Software Open Access
Arjen Rouvoet; Hendrik van Antwerpen; Casper Bach Poulsen; Robbert Krebbers; Eelco Visser
There is a large gap between the specification of type systems and the
implementation of their type checkers, which impedes reasoning about the
soundness of the type checker with respect to the specification. A vision to
close this gap is to automatically obtain type checkers from declarative
programming language specifications. This moves the burden of proving
correctness from a case-by-case basis for concrete languages, to a single
correctness proof for the specification language.
This vision is obstructed by an aspect common to all programming languages: name
resolution. Naming and scoping are pervasive and complex aspects of the static
semantics of programming languages. Implementations of type checkers for
languages with name binding features such as modules, imports, classes, and
inheritance interleave collection of binding information (i.e., declarations,
scoping structure, and imports) and querying that information. This requires
scheduling those two aspects in such a way that query answers are stable---i.e.,
they are computed only after all relevant binding structure has been collected.
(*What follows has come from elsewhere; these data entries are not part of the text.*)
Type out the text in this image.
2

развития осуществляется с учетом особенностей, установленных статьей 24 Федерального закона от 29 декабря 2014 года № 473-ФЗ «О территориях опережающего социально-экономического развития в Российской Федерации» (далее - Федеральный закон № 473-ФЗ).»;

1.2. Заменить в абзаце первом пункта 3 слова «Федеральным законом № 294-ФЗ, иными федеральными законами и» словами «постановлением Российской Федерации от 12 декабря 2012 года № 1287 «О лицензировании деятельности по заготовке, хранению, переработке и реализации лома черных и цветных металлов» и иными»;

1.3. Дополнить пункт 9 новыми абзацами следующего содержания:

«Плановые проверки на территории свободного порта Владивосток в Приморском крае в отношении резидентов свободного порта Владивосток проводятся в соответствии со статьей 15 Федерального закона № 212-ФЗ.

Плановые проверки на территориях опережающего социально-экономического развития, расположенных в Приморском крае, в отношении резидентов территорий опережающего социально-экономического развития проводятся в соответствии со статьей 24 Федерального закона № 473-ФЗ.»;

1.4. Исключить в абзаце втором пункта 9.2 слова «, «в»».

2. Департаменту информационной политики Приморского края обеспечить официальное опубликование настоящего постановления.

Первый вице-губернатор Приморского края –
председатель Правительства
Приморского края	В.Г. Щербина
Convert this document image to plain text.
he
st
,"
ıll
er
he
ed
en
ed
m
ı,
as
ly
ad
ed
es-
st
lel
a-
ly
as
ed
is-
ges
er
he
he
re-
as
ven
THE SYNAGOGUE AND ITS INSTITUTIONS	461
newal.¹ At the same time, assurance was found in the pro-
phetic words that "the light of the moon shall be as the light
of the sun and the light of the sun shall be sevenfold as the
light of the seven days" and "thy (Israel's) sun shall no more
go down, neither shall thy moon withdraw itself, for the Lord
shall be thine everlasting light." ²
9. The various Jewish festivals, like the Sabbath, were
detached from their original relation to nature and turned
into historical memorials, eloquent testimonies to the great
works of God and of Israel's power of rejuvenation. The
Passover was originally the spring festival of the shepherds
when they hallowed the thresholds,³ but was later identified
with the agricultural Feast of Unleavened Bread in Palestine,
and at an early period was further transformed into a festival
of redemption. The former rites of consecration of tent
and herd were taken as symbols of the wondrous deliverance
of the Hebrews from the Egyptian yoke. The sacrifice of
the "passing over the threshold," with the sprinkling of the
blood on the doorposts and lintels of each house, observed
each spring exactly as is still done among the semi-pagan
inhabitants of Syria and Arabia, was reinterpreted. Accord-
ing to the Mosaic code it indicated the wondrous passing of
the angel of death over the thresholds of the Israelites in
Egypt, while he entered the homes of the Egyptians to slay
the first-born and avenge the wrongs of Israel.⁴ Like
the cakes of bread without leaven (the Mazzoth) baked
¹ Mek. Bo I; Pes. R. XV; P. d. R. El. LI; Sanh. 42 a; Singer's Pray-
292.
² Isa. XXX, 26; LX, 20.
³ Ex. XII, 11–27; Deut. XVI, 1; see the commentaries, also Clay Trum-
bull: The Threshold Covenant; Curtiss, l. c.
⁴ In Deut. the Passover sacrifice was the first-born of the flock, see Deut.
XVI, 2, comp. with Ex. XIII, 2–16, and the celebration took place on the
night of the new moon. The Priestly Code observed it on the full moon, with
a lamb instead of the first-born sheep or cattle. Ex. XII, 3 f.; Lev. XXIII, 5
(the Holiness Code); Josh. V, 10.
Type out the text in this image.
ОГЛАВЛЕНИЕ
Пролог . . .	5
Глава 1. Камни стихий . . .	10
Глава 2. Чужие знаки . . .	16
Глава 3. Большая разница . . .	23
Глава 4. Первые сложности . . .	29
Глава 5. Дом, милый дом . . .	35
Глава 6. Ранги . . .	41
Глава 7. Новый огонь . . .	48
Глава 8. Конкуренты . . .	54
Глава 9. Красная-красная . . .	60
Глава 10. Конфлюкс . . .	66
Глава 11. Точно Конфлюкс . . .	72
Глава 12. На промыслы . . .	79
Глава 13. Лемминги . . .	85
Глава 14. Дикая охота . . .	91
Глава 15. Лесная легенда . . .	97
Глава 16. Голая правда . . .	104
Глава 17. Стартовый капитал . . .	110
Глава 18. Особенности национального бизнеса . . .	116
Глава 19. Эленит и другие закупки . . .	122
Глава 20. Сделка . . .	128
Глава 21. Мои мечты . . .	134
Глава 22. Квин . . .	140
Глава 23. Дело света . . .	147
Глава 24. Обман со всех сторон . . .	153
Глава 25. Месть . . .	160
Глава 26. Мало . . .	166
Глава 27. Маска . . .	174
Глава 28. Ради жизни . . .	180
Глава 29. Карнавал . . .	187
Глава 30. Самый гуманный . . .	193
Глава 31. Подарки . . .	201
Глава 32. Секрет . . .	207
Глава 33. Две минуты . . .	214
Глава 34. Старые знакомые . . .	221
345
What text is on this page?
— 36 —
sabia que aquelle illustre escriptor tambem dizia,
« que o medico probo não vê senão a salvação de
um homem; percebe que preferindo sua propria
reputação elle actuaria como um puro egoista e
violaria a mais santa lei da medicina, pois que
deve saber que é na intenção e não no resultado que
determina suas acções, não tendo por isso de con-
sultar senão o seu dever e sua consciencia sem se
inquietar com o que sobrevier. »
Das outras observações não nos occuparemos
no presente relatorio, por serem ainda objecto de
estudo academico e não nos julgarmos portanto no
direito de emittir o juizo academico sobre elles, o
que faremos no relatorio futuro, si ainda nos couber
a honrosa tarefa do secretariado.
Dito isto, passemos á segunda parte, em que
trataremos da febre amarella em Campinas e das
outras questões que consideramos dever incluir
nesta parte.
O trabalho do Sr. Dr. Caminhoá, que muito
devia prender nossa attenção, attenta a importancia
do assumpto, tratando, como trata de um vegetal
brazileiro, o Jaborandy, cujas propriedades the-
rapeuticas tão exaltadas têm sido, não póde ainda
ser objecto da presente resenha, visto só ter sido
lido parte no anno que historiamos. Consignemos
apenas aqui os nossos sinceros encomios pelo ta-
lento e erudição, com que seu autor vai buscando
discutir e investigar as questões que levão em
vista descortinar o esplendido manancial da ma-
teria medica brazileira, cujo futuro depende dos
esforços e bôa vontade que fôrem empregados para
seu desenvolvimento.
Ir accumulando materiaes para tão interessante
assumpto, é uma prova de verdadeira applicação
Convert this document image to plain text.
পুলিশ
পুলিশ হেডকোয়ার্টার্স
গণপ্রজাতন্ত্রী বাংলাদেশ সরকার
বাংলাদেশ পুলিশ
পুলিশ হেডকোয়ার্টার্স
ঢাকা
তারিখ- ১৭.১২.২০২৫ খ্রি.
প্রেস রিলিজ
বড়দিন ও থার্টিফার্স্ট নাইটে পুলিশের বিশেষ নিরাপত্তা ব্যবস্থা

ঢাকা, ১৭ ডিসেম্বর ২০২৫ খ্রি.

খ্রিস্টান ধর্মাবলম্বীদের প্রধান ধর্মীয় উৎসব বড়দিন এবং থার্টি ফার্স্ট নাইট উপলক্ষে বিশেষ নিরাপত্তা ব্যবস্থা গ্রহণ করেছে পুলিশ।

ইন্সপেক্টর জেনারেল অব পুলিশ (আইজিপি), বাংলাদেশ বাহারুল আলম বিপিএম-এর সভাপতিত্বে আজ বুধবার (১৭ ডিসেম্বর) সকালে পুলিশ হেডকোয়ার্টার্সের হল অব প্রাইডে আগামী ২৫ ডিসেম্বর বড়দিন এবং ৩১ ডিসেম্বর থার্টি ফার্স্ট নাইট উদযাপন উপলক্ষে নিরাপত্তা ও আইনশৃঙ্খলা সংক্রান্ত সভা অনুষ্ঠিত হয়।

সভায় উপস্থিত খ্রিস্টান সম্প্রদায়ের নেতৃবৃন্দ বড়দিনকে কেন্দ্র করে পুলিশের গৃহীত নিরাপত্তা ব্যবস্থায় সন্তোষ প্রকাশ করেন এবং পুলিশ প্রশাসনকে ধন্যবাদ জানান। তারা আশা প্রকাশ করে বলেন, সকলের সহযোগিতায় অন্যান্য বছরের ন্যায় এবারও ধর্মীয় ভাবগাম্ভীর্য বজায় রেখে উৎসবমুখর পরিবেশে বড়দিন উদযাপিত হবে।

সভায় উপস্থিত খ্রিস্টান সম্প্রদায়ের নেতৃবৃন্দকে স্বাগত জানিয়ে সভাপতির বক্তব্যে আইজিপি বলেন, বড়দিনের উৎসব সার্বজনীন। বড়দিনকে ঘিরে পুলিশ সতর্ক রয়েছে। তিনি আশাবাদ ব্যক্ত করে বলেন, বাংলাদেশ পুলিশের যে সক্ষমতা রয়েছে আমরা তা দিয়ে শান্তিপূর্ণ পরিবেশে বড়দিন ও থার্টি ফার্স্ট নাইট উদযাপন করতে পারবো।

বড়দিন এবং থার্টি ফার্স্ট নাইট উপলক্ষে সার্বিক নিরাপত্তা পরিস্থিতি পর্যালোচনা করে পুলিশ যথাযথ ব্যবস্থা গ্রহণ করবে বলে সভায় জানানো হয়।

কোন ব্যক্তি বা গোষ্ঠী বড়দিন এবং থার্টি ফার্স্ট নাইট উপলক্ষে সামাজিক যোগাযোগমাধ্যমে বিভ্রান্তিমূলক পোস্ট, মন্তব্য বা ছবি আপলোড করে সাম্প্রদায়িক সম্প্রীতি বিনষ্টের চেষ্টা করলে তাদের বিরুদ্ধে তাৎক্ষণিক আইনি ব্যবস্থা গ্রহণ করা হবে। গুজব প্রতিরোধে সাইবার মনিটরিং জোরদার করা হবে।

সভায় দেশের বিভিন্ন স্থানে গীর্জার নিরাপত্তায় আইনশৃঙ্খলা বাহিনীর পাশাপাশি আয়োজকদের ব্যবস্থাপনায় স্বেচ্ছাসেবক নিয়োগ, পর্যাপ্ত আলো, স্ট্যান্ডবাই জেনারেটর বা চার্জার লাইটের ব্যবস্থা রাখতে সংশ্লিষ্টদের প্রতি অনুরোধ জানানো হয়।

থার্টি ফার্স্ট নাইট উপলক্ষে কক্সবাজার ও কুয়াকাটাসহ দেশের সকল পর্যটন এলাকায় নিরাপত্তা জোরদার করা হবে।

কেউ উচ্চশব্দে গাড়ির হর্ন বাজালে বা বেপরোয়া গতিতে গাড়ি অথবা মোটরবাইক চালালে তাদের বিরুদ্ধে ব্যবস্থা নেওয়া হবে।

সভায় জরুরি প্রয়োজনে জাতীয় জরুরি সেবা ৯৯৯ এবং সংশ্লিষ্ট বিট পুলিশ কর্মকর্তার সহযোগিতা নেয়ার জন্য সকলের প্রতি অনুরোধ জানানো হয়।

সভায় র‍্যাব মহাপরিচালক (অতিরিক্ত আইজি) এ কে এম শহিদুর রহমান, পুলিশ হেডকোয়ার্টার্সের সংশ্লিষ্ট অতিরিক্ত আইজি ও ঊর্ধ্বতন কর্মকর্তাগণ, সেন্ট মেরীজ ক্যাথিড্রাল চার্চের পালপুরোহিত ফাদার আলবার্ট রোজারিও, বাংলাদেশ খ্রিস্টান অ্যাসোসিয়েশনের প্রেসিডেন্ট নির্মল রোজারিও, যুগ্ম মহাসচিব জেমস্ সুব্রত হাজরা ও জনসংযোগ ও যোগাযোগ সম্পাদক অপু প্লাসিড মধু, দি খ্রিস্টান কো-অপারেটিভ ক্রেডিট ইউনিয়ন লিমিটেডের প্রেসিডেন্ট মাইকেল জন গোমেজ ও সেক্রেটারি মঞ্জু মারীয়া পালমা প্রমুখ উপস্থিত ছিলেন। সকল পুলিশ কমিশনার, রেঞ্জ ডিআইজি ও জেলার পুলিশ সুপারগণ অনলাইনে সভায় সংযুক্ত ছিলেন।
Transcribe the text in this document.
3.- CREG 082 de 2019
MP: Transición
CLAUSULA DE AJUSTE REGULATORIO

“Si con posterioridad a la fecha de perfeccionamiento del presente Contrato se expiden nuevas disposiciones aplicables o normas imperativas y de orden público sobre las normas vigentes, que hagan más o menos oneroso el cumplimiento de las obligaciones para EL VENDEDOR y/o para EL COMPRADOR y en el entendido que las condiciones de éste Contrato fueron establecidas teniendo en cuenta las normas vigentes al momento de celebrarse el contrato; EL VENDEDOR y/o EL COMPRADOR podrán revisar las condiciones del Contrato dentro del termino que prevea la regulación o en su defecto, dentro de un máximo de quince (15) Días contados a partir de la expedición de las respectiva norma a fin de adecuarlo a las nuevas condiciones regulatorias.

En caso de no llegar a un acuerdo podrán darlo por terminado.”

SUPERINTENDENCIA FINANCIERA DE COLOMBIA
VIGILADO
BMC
Type checkers for concrete languages accomplish stability using
language-specific knowledge about the type system.
In this paper we give a language-independent characterization of necessary and
sufficient conditions to guarantee stability of name and type queries during
type checking in terms of _critical edges in an incomplete scope graph_.
We use critical edges to give a formal small-step operational semantics to a
declarative specification language for type systems, that achieves soundness by
delaying queries that may depend on missing information. This yields type
checkers for the specified languages that are sound by construction---i.e., they
schedule queries so that the answers are stable, and only accept programs that
are name- and type-correct according to the declarative language specification.
We implement this approach, and evaluate it against specifications of a small
module and record language, as well as subsets of Java and Scala.